Union Causes Unlawful Termination Of Employee For Non-Payment Of Dues
When a union represents employees at a workplace, every so often there is a request to terminate an employee for non-payment of dues. Typically, the issue is governed by the parties’ collective bargaining agreement which (in non-right-to-work-states, anyway), typically require the represented employee to become and remain a member of the union and pay dues as a condition of employment. Sounds pretty straightforward, right?
In Service Employees International Unioin, UHW, 358 NLRB. No. 18 (March 22, 2012).pdf, the employee worked at a hospital. The employee was a union steward for three years until removed from his position by the union. The employee revoked his dues check-off (which enabled the employer hospital to deduct dues from his paycheck) and paid money directly to the union. Employee, apparently upset over his removal as steward, proceeded to pay only a portion of the monthly dues owed; union cashed the checks. Union sent employee a letter informing him that he was delinquent in the amount of $163.12 and that to avoid “our notifying the employer to commence proceedings that can result in your discharge” payment should be made by a date certain.
Employee responded by letter which said, in part,
The [union’s] letter states that it is a ‘final notice’ yet this is the first letter that has ever been sent to me stating an amount owed by me to the union. It is difficult to conceive under what set of rules, laws, circumstances or principles that a letter, stating for the first time that an amount owed, could be considered in any arena a final notice. . .
Employee’s letter then asked for information about the amount the union claimed he owed, including “a full accounting of how my dues amount was calculated.” Union sent employee additional “Final Notices,” each one claiming employee now owed increasing amounts in back dues. Eventually union sought employee’s discharge. After giving employee some additional time, the hospital finally terminated employee. Employee filed charges alleging a violation of Section 8(b)(1)(A).
The law on this issue seems clear: “Before seeking an employee’s termination for failure to pay dues, at a minimum, the union must provide an employee with a precise amount of dues owed, the time period in question, the method of computation, and a reasonable opportunity to meet the dues obligation.” A valid union security provision is a prerequisite. The ALJ concluded the union violated the Act by causing the employee’s discharge because even though it sent several letters, it failed to disclose the time period involved in the delinquency or the method used to calculate the dues owed.

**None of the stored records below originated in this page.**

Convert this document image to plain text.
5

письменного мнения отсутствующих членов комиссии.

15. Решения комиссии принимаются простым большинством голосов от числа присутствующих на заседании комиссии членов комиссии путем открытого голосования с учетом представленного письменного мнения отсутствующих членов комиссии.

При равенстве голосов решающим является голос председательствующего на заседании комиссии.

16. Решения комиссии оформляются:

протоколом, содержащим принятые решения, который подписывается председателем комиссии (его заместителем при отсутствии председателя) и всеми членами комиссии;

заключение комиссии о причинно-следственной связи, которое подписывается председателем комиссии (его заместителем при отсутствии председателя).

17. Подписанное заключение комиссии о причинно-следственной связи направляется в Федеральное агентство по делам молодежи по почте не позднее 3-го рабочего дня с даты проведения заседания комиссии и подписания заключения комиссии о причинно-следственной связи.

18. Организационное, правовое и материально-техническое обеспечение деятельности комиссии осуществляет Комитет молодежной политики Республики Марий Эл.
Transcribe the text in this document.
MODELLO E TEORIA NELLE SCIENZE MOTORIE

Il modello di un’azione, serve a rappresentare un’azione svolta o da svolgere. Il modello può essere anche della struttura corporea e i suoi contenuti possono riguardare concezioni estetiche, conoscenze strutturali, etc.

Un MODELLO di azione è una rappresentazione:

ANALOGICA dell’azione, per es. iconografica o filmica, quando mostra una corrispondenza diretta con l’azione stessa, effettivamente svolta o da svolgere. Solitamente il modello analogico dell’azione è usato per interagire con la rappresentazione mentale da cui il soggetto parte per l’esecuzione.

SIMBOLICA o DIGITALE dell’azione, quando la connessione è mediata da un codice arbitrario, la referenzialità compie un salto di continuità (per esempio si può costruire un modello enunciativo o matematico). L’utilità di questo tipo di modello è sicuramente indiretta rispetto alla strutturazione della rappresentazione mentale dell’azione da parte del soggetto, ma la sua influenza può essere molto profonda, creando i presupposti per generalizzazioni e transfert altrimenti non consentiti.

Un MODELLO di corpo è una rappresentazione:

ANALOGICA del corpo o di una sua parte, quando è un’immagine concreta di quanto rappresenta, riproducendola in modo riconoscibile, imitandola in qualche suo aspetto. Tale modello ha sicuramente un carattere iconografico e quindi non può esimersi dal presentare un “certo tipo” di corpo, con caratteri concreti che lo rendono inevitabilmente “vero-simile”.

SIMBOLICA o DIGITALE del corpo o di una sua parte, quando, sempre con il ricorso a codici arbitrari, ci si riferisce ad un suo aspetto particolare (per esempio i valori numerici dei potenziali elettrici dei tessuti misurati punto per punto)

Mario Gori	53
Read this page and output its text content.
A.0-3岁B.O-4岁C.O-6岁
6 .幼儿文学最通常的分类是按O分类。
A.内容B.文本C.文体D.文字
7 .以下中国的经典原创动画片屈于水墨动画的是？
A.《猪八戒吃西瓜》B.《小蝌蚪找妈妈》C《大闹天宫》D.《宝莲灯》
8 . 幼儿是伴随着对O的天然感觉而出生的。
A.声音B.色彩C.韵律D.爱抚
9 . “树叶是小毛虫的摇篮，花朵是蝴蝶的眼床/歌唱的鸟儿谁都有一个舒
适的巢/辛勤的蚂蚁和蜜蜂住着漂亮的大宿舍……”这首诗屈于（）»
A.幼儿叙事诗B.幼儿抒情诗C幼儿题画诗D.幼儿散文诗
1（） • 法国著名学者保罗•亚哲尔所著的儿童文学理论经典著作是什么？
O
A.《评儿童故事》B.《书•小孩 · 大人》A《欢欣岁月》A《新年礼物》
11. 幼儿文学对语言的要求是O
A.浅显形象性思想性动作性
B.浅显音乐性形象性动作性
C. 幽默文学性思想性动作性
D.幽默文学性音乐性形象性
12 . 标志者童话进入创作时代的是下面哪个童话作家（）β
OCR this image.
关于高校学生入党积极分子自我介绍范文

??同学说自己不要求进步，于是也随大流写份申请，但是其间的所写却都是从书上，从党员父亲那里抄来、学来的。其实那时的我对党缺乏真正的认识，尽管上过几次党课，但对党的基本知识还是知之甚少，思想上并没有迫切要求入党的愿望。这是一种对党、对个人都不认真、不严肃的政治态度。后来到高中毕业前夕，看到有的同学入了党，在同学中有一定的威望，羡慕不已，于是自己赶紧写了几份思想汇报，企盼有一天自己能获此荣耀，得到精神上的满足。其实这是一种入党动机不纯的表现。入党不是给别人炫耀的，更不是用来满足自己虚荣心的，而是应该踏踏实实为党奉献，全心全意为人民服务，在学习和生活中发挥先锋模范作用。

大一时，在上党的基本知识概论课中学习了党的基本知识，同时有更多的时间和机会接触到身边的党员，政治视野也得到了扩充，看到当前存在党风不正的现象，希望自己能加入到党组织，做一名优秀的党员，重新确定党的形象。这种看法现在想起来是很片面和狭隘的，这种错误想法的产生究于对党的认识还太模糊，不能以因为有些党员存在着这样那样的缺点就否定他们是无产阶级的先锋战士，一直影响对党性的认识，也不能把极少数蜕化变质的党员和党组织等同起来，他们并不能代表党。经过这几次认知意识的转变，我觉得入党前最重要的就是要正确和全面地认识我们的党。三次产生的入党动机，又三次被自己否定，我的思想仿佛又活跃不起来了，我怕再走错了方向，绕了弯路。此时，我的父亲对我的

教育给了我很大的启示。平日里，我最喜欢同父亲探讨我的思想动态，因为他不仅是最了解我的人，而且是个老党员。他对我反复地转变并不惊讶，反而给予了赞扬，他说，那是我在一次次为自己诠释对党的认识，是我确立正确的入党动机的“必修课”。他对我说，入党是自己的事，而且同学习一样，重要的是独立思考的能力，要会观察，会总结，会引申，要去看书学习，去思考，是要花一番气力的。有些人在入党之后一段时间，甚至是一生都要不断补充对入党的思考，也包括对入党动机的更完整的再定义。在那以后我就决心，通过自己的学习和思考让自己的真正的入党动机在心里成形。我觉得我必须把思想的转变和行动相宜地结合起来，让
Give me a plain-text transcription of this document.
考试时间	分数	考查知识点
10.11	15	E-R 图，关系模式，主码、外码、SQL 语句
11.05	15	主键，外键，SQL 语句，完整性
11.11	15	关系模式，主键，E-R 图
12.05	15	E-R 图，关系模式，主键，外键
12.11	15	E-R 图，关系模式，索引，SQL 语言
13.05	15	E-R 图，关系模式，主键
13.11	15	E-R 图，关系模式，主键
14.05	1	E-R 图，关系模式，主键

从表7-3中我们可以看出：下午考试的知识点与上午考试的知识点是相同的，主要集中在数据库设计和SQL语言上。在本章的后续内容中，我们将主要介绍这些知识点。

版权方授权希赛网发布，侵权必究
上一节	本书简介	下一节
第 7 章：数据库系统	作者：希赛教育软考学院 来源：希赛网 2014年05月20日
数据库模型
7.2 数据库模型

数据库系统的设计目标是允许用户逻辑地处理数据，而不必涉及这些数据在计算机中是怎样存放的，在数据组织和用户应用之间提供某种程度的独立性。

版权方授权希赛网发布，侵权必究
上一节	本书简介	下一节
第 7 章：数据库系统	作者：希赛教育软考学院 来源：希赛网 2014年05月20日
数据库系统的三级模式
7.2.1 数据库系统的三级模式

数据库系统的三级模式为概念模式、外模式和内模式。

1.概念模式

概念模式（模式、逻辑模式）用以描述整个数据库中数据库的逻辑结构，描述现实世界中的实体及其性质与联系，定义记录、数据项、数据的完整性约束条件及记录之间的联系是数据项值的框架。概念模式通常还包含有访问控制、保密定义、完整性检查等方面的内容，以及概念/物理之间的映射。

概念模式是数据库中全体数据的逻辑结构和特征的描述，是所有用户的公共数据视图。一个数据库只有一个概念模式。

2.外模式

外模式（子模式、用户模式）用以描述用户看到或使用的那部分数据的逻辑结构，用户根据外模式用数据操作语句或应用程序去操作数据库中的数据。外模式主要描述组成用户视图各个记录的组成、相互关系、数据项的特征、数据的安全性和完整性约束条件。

The union asserted what is known as the “free rider” defense, which asserts that “employees who from hostility, disaffection or other reason game the dues paying process in an effort to knowingly evade their dues obligation” are treated differently than those who do not pay out of ignorance. The union alleged the employee knew he had to pay dues and the amount because he was a former union steward, and his deliberate failure to pay the full amount warranted his termination.
The ALJ rejected this argument, holding that even though the employee “intentionally” paid lower dues he had not received the information he requested, and to which he was entitled. As to his intent, the judge stated:
While [employee’s] aversion to the union is clear on the record, dissatisfaction or aversion to the union or to union representation is importantly different from employee aversion to payment of required dues and/or an intention not to pay those dues. it is the latter neus that determines free rider status.
So, the ALJ appeared to find that employee’s act of defiance in paying a lower dues amount was a protected act of defiance because he disliked the union and not the dues, so long as the union failed to comply with its obligation to provide the information sought.
A couple interesting tidbits to help kickoff the summer months.